Hidden assets can impact asset division in New York divorces

On Behalf of | Dec 29, 2017 | Blog |

One of the most contentious issues in many divorces is how assets and debt acquired during the marriage are split between spouses. Unless there is a prenuptial agreement on record, you have two basic approaches to asset division. One involves a non-contested divorce, where you and your spouse agree to specific terms for asset division prior to filing with the courts. The other involves asking the courts to handle the asset division process for you.

When the courts decide how to divide your assets during a divorce, it can become nearly impossible to accurately predict the outcome. This is due, in part, to the unique nature of each marriage. The courts must consider a variety of factors when determining how to fairly and equitably split up any possessions and debts. If they don’t know about certain assets, however, it may be difficult or impossible to obtain a fair division of assets.

People fearing divorce may plan ahead by hiding assets

Regardless of who finally files for divorce, many times both spouses can see it coming before it is made official. If there have been struggles between you and your spouse, he or she may have already started planning for the inevitable. In some cases, that planning could include hiding assets to avoid the courts dividing them. The greater your marital income and total household net worth, the more likely hidden assets become in your divorce.

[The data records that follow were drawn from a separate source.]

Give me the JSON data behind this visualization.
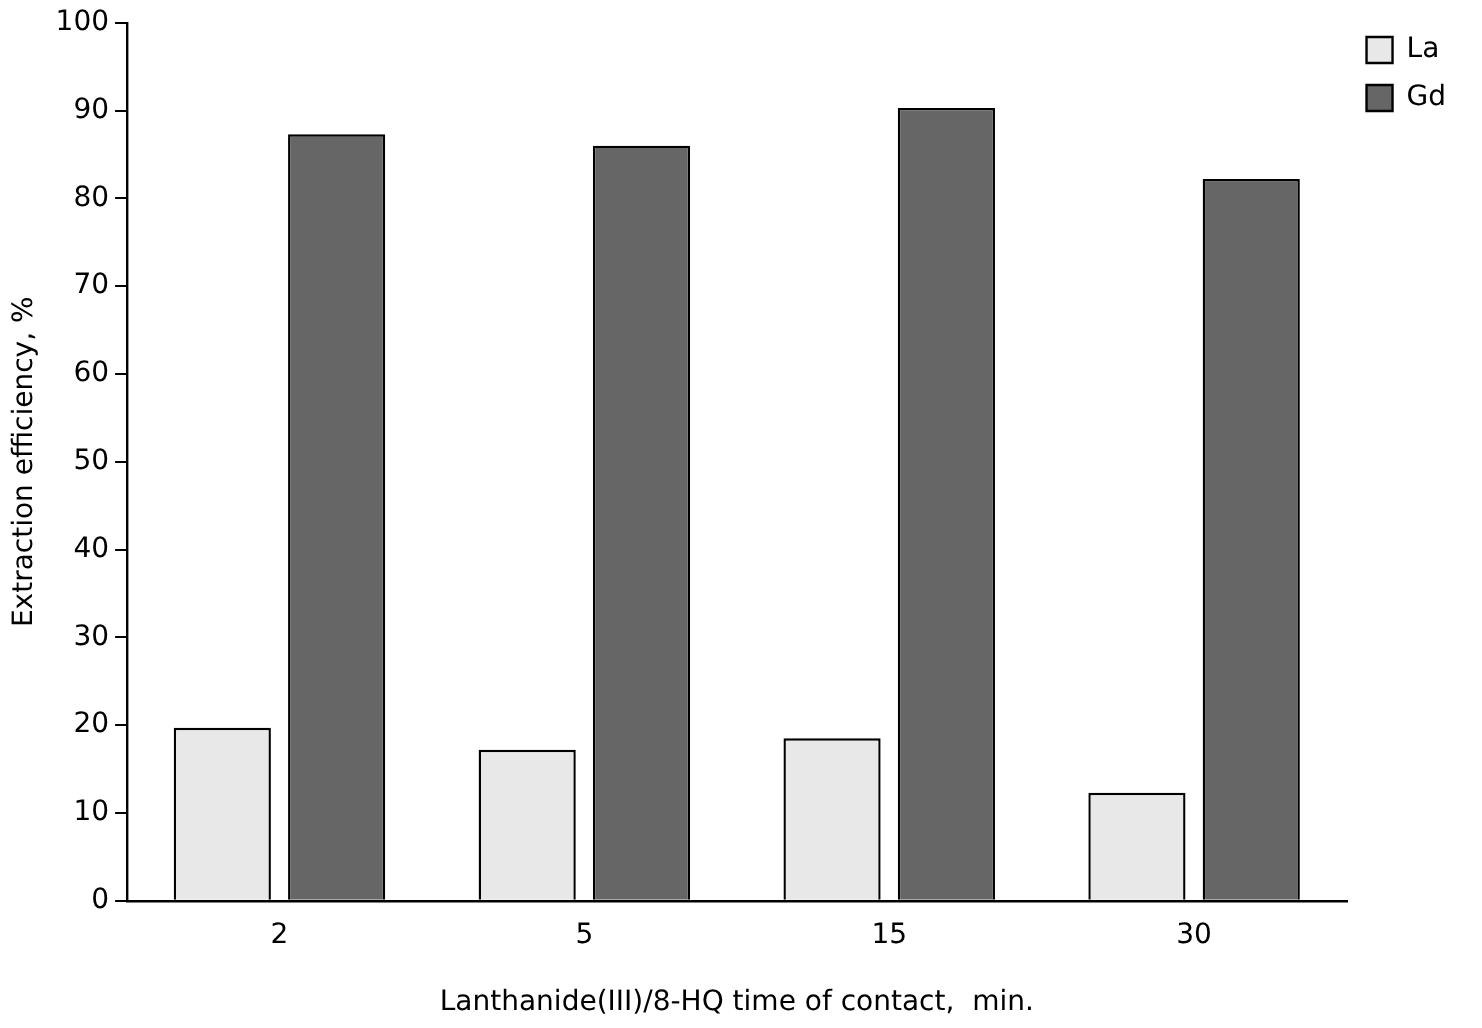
{
  "chart_data": {
    "type": "bar",
    "xlabel": "Lanthanide(III)/8-HQ time of contact,  min.",
    "ylabel": "Extraction efficiency, %",
    "categories": [
      "2",
      "5",
      "15",
      "30"
    ],
    "series": [
      {
        "name": "La",
        "color": "#e8e8e8",
        "values": [
          19.7,
          17.2,
          18.5,
          12.3
        ]
      },
      {
        "name": "Gd",
        "color": "#666666",
        "values": [
          87.3,
          86.0,
          90.3,
          82.2
        ]
      }
    ],
    "ylim": [
      0,
      100
    ],
    "yticks": [
      0,
      10,
      20,
      30,
      40,
      50,
      60,
      70,
      80,
      90,
      100
    ],
    "grid": false,
    "legend": "top right"
  }
}
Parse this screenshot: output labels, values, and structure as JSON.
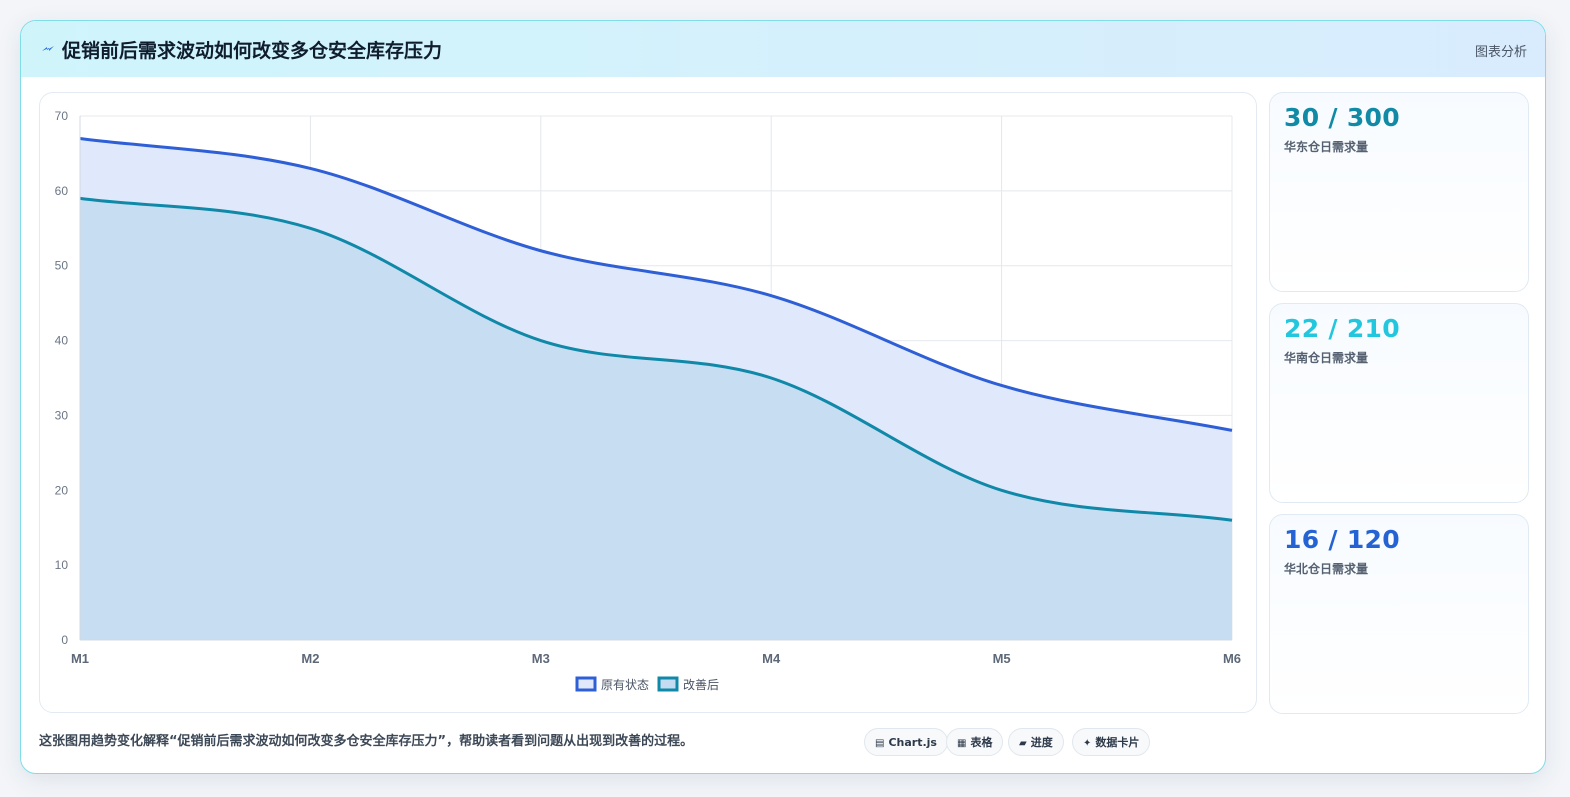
{
  "header": {
    "title": "促销前后需求波动如何改变多仓安全库存压力",
    "tag": "图表分析"
  },
  "chart_data": {
    "type": "area",
    "x": [
      "M1",
      "M2",
      "M3",
      "M4",
      "M5",
      "M6"
    ],
    "ylim": [
      0,
      70
    ],
    "yticks": [
      0,
      10,
      20,
      30,
      40,
      50,
      60,
      70
    ],
    "grid": true,
    "legend_position": "bottom",
    "series": [
      {
        "name": "原有状态",
        "values": [
          67,
          63,
          52,
          46,
          34,
          28
        ],
        "color": "#2f5fd6",
        "fill": "#dfe9fb"
      },
      {
        "name": "改善后",
        "values": [
          59,
          55,
          40,
          35,
          20,
          16
        ],
        "color": "#1088a8",
        "fill": "#c4dcf1"
      }
    ]
  },
  "cards": [
    {
      "value": "30 / 300",
      "label": "华东仓日需求量",
      "color": "#118aa6"
    },
    {
      "value": "22 / 210",
      "label": "华南仓日需求量",
      "color": "#22c7de"
    },
    {
      "value": "16 / 120",
      "label": "华北仓日需求量",
      "color": "#2563d4"
    }
  ],
  "footer": {
    "text": "这张图用趋势变化解释“促销前后需求波动如何改变多仓安全库存压力”，帮助读者看到问题从出现到改善的过程。",
    "chips": [
      {
        "icon": "▤",
        "label": "Chart.js"
      },
      {
        "icon": "▦",
        "label": "表格"
      },
      {
        "icon": "▰",
        "label": "进度"
      },
      {
        "icon": "✦",
        "label": "数据卡片"
      }
    ]
  }
}
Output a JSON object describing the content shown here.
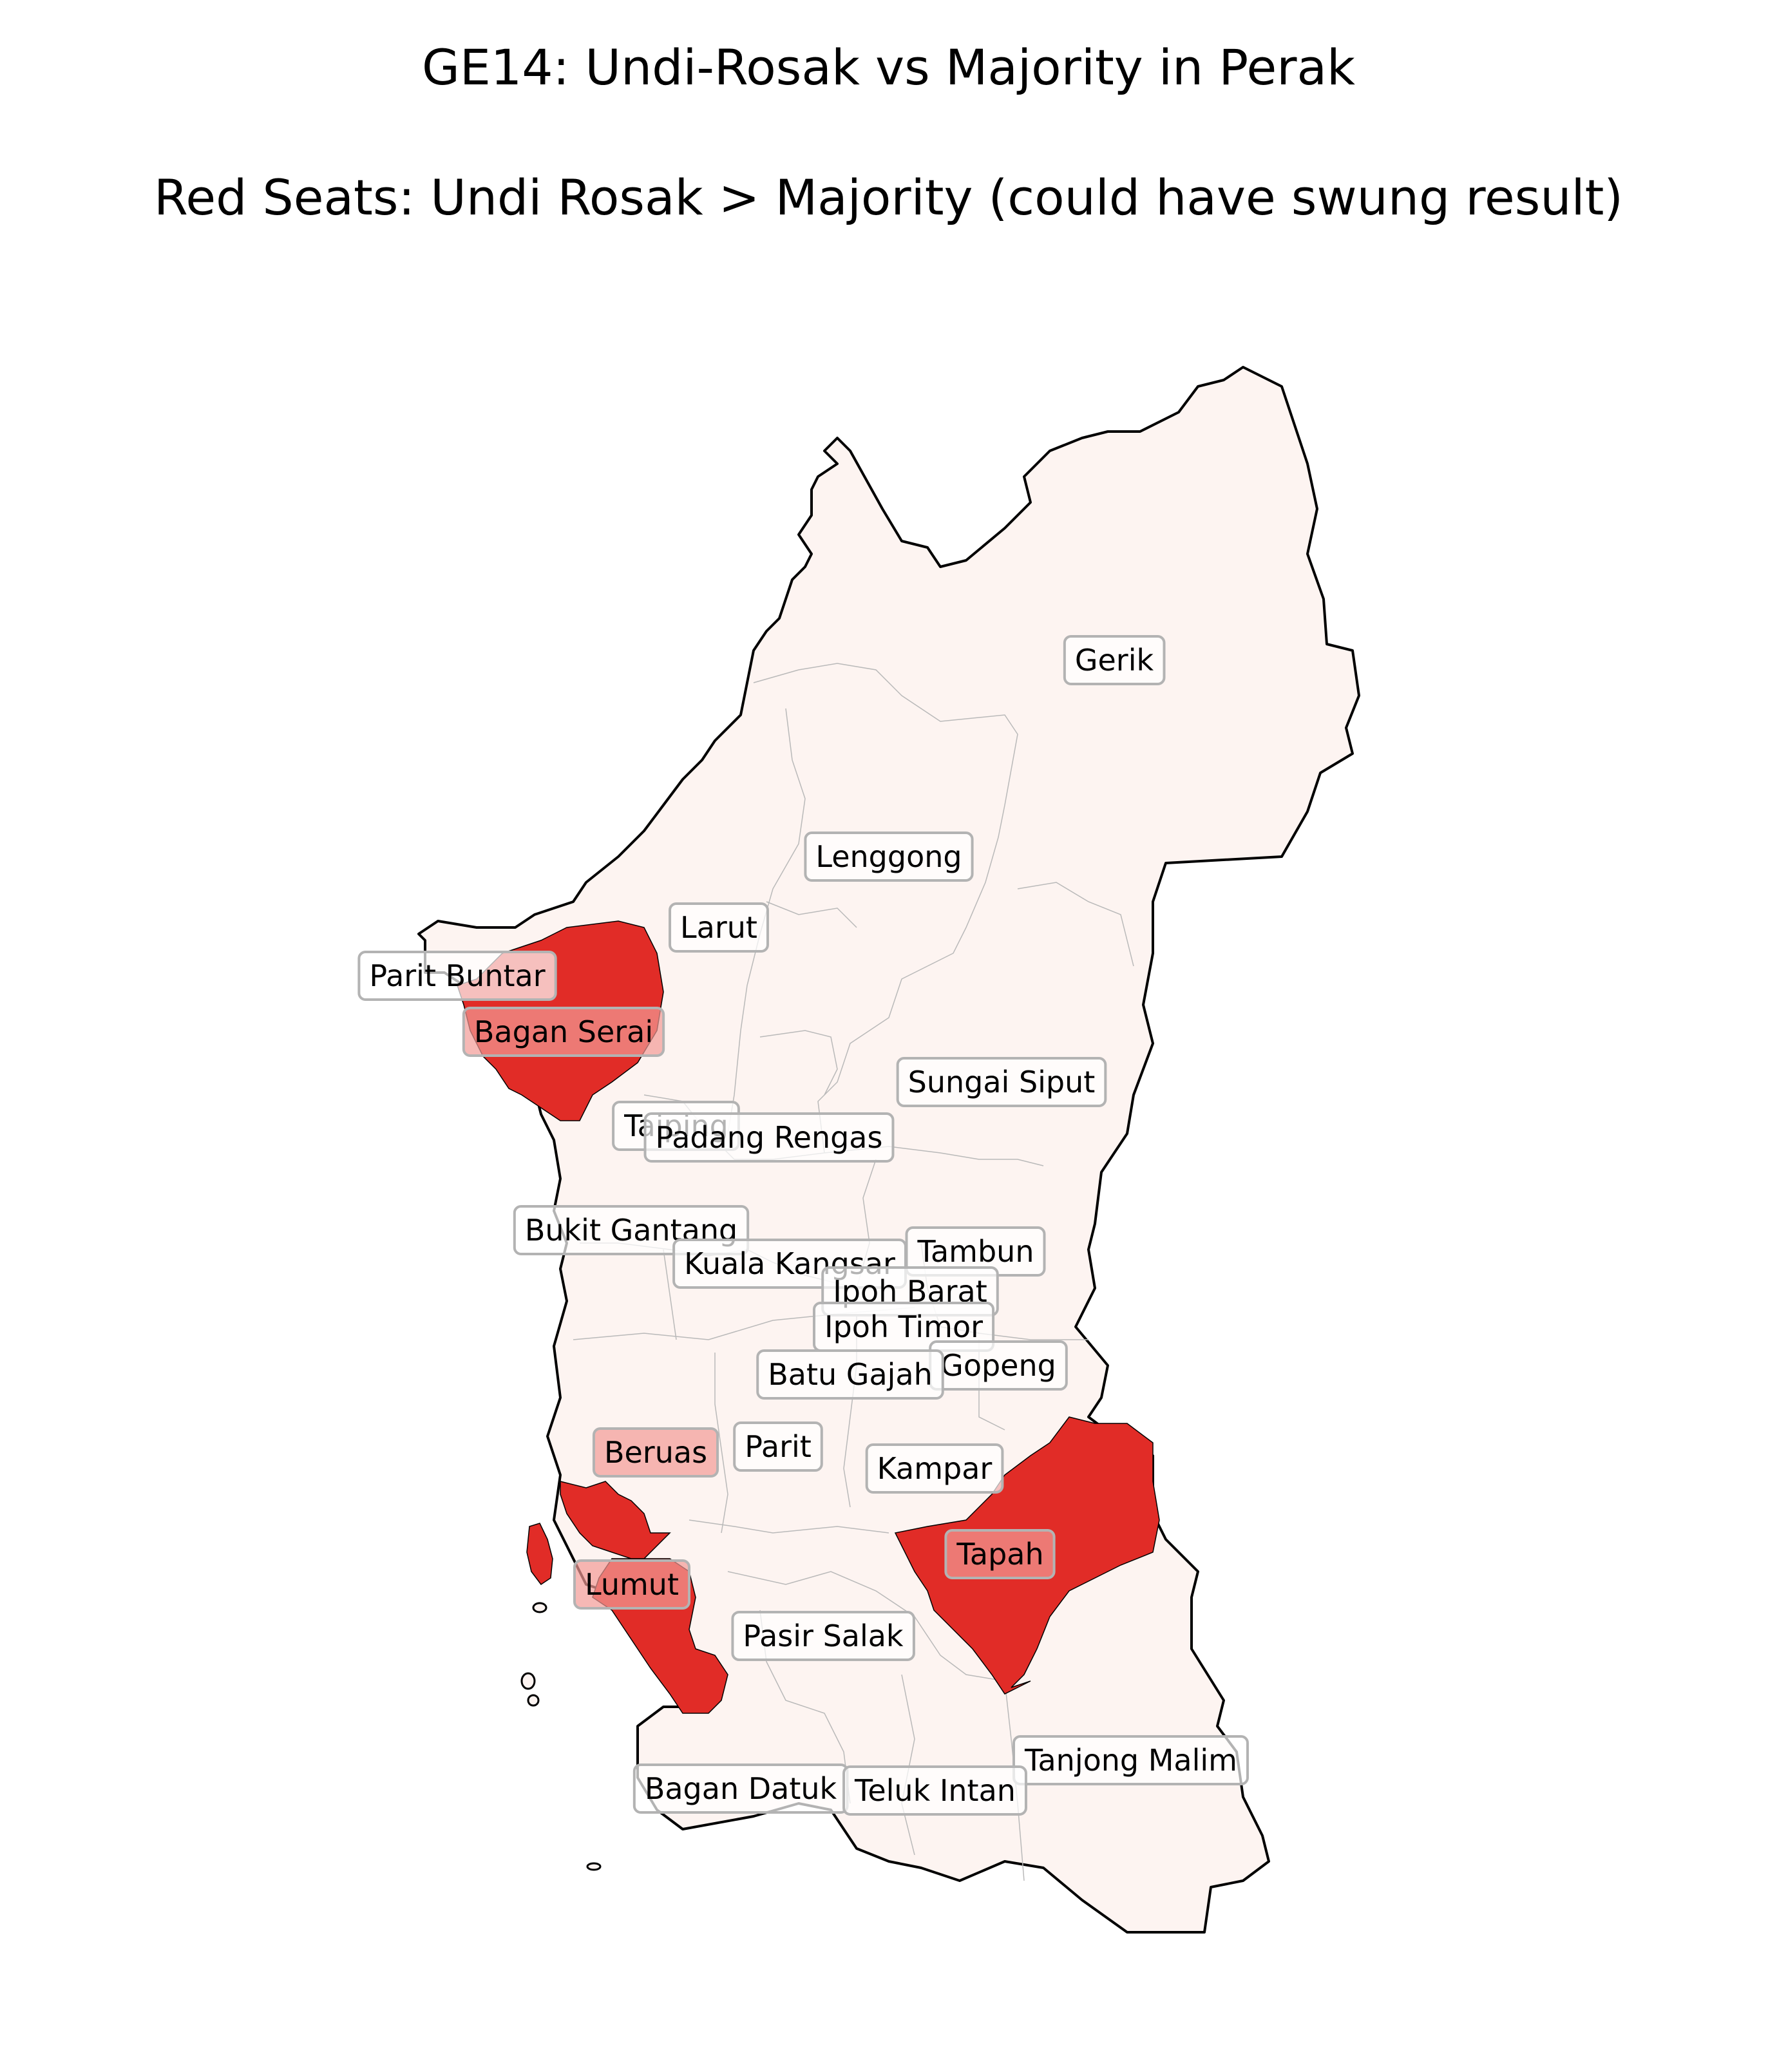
{
  "title": "GE14: Undi-Rosak vs Majority in Perak",
  "subtitle": "Red Seats: Undi Rosak > Majority (could have swung result)",
  "colors": {
    "normal_fill": "#fdf4f1",
    "red_fill": "#e12c27",
    "outline": "#000000",
    "internal_border": "#b9b9b9",
    "label_box": "#ffffff",
    "label_box_on_red": "#f29a96",
    "label_border": "#b3b3b3"
  },
  "constituencies": [
    {
      "name": "Gerik",
      "red": false
    },
    {
      "name": "Lenggong",
      "red": false
    },
    {
      "name": "Larut",
      "red": false
    },
    {
      "name": "Parit Buntar",
      "red": false
    },
    {
      "name": "Bagan Serai",
      "red": true
    },
    {
      "name": "Sungai Siput",
      "red": false
    },
    {
      "name": "Taiping",
      "red": false
    },
    {
      "name": "Padang Rengas",
      "red": false
    },
    {
      "name": "Bukit Gantang",
      "red": false
    },
    {
      "name": "Tambun",
      "red": false
    },
    {
      "name": "Kuala Kangsar",
      "red": false
    },
    {
      "name": "Ipoh Barat",
      "red": false
    },
    {
      "name": "Ipoh Timor",
      "red": false
    },
    {
      "name": "Gopeng",
      "red": false
    },
    {
      "name": "Batu Gajah",
      "red": false
    },
    {
      "name": "Beruas",
      "red": true
    },
    {
      "name": "Parit",
      "red": false
    },
    {
      "name": "Kampar",
      "red": false
    },
    {
      "name": "Tapah",
      "red": true
    },
    {
      "name": "Lumut",
      "red": true
    },
    {
      "name": "Pasir Salak",
      "red": false
    },
    {
      "name": "Tanjong Malim",
      "red": false
    },
    {
      "name": "Bagan Datuk",
      "red": false
    },
    {
      "name": "Teluk Intan",
      "red": false
    }
  ]
}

Hiding assets can look like opening an international banking account that receives a portion of every paycheck or commission. It can also look like small cash withdrawals from a shared account, resulting in a substantial accumulation of liquid capital. Sometimes, it even looks like purchasing valuable items for personal use or as a collection to avoid the other spouse laying claim to those items and the value they represent. Hidden assets may even be items your spouse gives or sells for a very low price to friends, family or coworkers shortly before your divorce.

New York courts can only divide what they know about

In order to ensure that the asset division process is as fair to both parties as possible, the courts need to receive a thorough and accurate asset and debt inventory. Without accurate financial information, the courts will not be able to create a fair and effective solution to your asset division issue.

Ensuring that you have complete and accurate financial records is an important step to divorcing well. You should also take careful inventory of possessions you may not have an interest in that carry a substantial value. Doing so can help ensure that the courts have a clear and thorough idea of what assets and debts resulted from your marriage.